Sustainable agriculture in focus
Chinese farmers face a dilemma.
On the one hand, they are trying to respond to an increasing demand for food and fibre driven by the country's fast growing population; on the other hand, they face the need to increase production in an already overextended natural resource base.
Dozens of world-leading agricultural experts gathered in Beijing Monday to try to find a solution to this dilemma.
The development of sustainable agriculture in China needs to find a balance between intensive production and environmental protection, said Qu Dongyu, a professor with the Chinese Academy of Agricultural Sciences.
"Due to poor agricultural resource management practices in some areas in the past, certain fertile lands were converted to non-agricultural uses and some are threatened by degradation from erosion, nutrient mining, waterlogging and salinization," Qu said.
"Science and technology are the first driving force to achieve sustainable agriculture development," said Qu at an international conference on sustainable agricultural resource management Monday in Beijing.
Co-hosted by the Ministry of Education, United Nations Educational, Scientific and Cultural Organization (UNESCO), and China Agricultural University, the conference aims to create an exchange and integration system for sustainable agriculture and create a dialogue system between scientists and policy-makers.
The three-day conference will highlight several topics including farming management systems under socio-economic consideration, food safety and quality and integrated fertilization and water management.
Training and education are key factors in bringing about changes at the farm level and will guarantee the adoption of modern technological farming options, said Professor Volker Roemheld of the German University of Hohenheim.

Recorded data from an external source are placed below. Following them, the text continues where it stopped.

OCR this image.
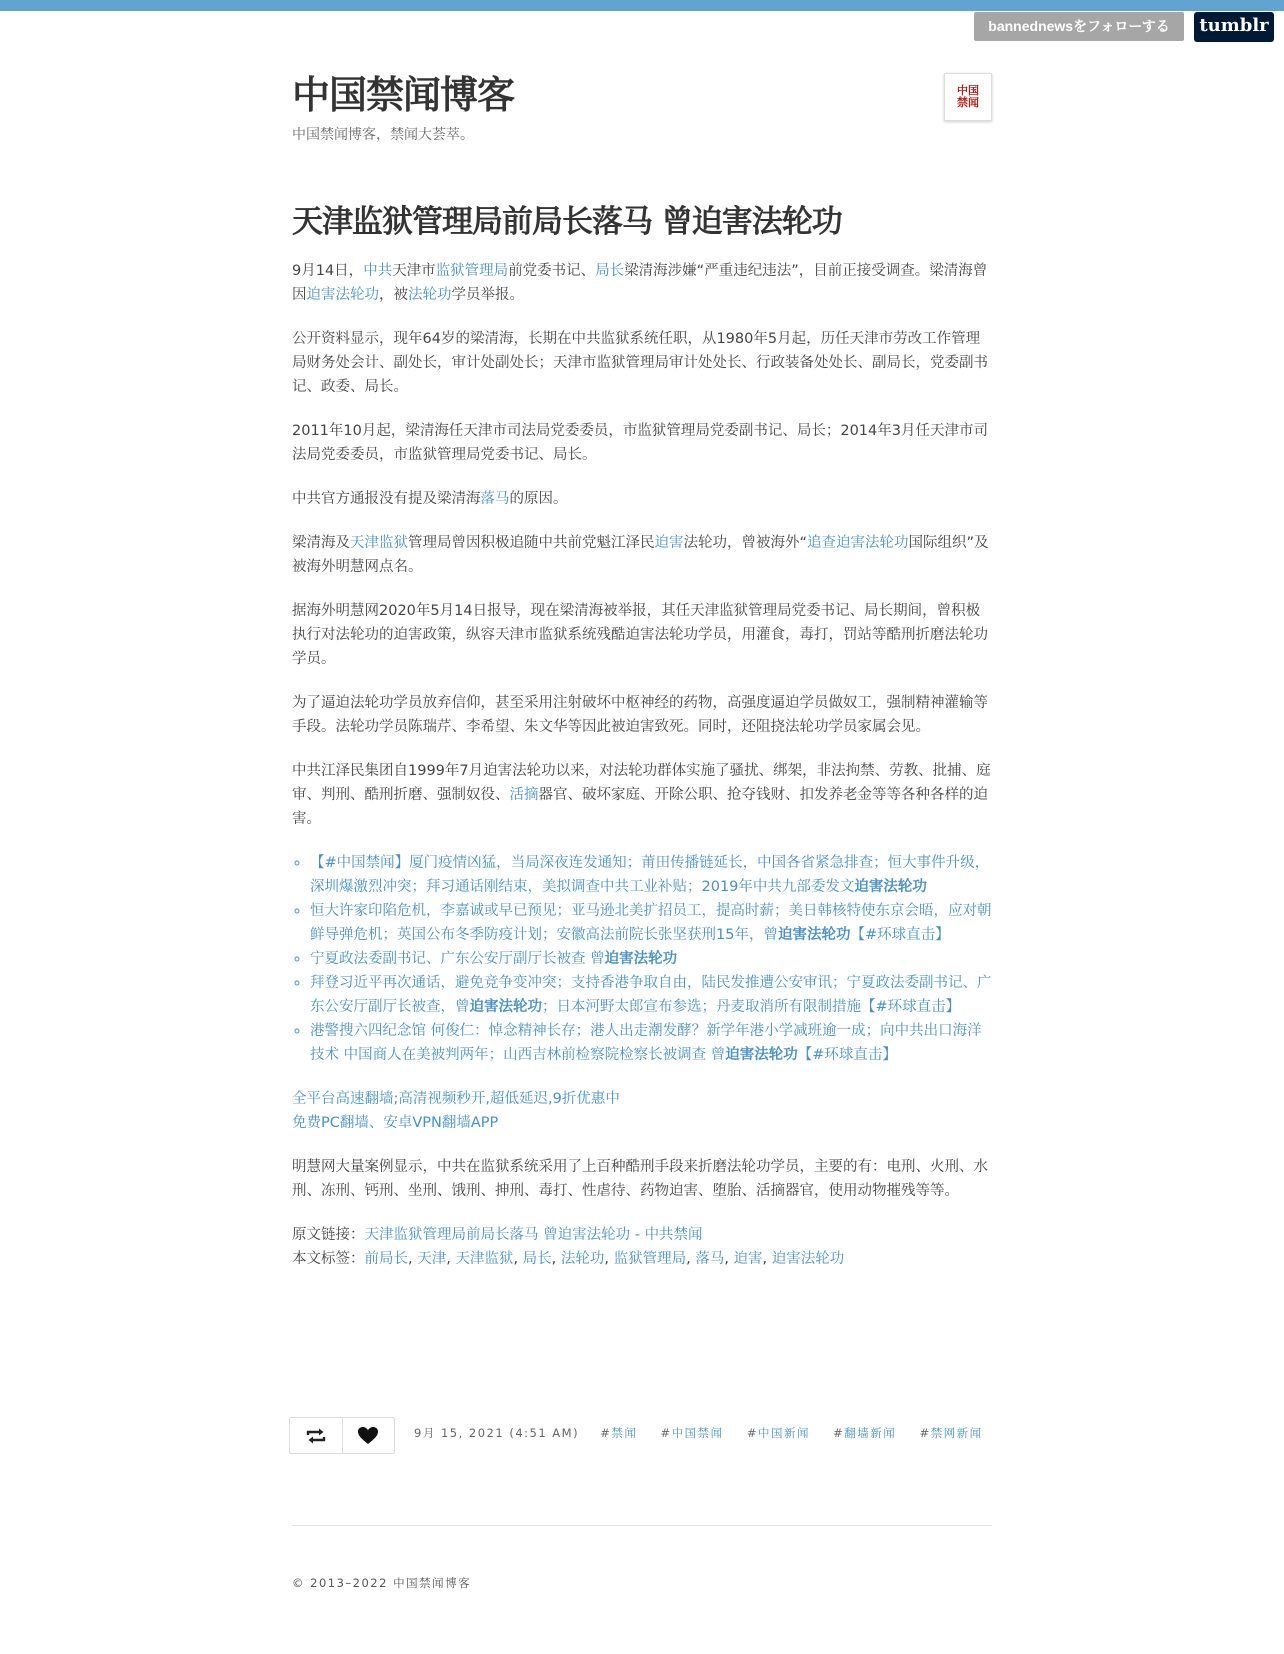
bannednewsをフォローする	tumblr
中国禁闻
中国禁闻博客
中国禁闻博客，禁闻大荟萃。
天津监狱管理局前局长落马 曾迫害法轮功

9月14日，中共天津市监狱管理局前党委书记、局长梁清海涉嫌“严重违纪违法”，目前正接受调查。梁清海曾因迫害法轮功，被法轮功学员举报。

公开资料显示，现年64岁的梁清海，长期在中共监狱系统任职，从1980年5月起，历任天津市劳改工作管理局财务处会计、副处长，审计处副处长；天津市监狱管理局审计处处长、行政装备处处长、副局长，党委副书记、政委、局长。

2011年10月起，梁清海任天津市司法局党委委员，市监狱管理局党委副书记、局长；2014年3月任天津市司法局党委委员，市监狱管理局党委书记、局长。

中共官方通报没有提及梁清海落马的原因。

梁清海及天津监狱管理局曾因积极追随中共前党魁江泽民迫害法轮功，曾被海外“追查迫害法轮功国际组织”及被海外明慧网点名。

据海外明慧网2020年5月14日报导，现在梁清海被举报，其任天津监狱管理局党委书记、局长期间，曾积极执行对法轮功的迫害政策，纵容天津市监狱系统残酷迫害法轮功学员，用灌食，毒打，罚站等酷刑折磨法轮功学员。

为了逼迫法轮功学员放弃信仰，甚至采用注射破坏中枢神经的药物，高强度逼迫学员做奴工，强制精神灌输等手段。法轮功学员陈瑞芹、李希望、朱文华等因此被迫害致死。同时，还阻挠法轮功学员家属会见。

中共江泽民集团自1999年7月迫害法轮功以来，对法轮功群体实施了骚扰、绑架，非法拘禁、劳教、批捕、庭审、判刑、酷刑折磨、强制奴役、活摘器官、破坏家庭、开除公职、抢夺钱财、扣发养老金等等各种各样的迫害。

◦ 【#中国禁闻】厦门疫情凶猛，当局深夜连发通知；莆田传播链延长，中国各省紧急排查；恒大事件升级，深圳爆激烈冲突；拜习通话刚结束，美拟调查中共工业补贴；2019年中共九部委发文迫害法轮功
◦ 恒大许家印陷危机，李嘉诚或早已预见；亚马逊北美扩招员工，提高时薪；美日韩核特使东京会晤，应对朝鲜导弹危机；英国公布冬季防疫计划；安徽高法前院长张坚获刑15年，曾迫害法轮功【#环球直击】
◦ 宁夏政法委副书记、广东公安厅副厅长被查 曾迫害法轮功
◦ 拜登习近平再次通话，避免竞争变冲突；支持香港争取自由，陆民发推遭公安审讯；宁夏政法委副书记、广东公安厅副厅长被查，曾迫害法轮功；日本河野太郎宣布参选；丹麦取消所有限制措施【#环球直击】
◦ 港警搜六四纪念馆 何俊仁：悼念精神长存；港人出走潮发酵？新学年港小学减班逾一成；向中共出口海洋技术 中国商人在美被判两年；山西吉林前检察院检察长被调查 曾迫害法轮功【#环球直击】

全平台高速翻墙;高清视频秒开,超低延迟,9折优惠中
免费PC翻墙、安卓VPN翻墙APP

明慧网大量案例显示，中共在监狱系统采用了上百种酷刑手段来折磨法轮功学员，主要的有：电刑、火刑、水刑、冻刑、钙刑、坐刑、饿刑、抻刑、毒打、性虐待、药物迫害、堕胎、活摘器官，使用动物摧残等等。

原文链接：天津监狱管理局前局长落马 曾迫害法轮功 - 中共禁闻
本文标签：前局长, 天津, 天津监狱, 局长, 法轮功, 监狱管理局, 落马, 迫害, 迫害法轮功

9月 15, 2021 (4:51 AM) #禁闻 #中国禁闻 #中国新闻 #翻墙新闻 #禁网新闻
© 2013–2022 中国禁闻博客
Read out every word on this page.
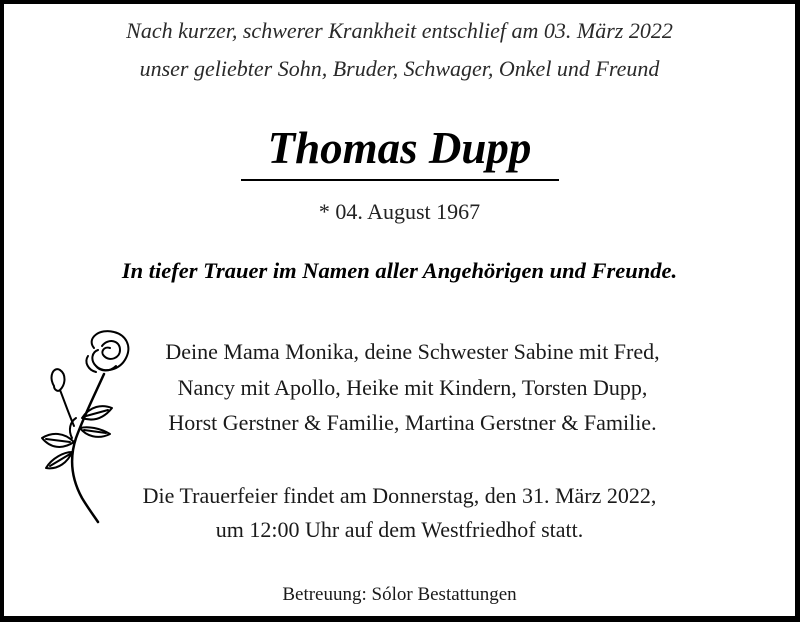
Nach kurzer, schwerer Krankheit entschlief am 03. März 2022
unser geliebter Sohn, Bruder, Schwager, Onkel und Freund
Thomas Dupp
* 04. August 1967
In tiefer Trauer im Namen aller Angehörigen und Freunde.
Deine Mama Monika, deine Schwester Sabine mit Fred,
Nancy mit Apollo, Heike mit Kindern, Torsten Dupp,
Horst Gerstner & Familie, Martina Gerstner & Familie.
Die Trauerfeier findet am Donnerstag, den 31. März 2022,
um 12:00 Uhr auf dem Westfriedhof statt.
Betreuung: Sólor Bestattungen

It is clear that education plays an important role in preparing farmers, researchers, extension staff and members of agro-businesses to make productive contributions, Roemheld said.
Millions of poor rural people desperately need access to updated knowledge and technologies, including improved plant varieties and animal breeds and better crop and post-harvest techniques, Zuo Ting with the China Agricultural University agreed.
The country has established more than 2,000 high-tech agricultural demonstration parks to help promote farming technologies and knowledge, Zuo said.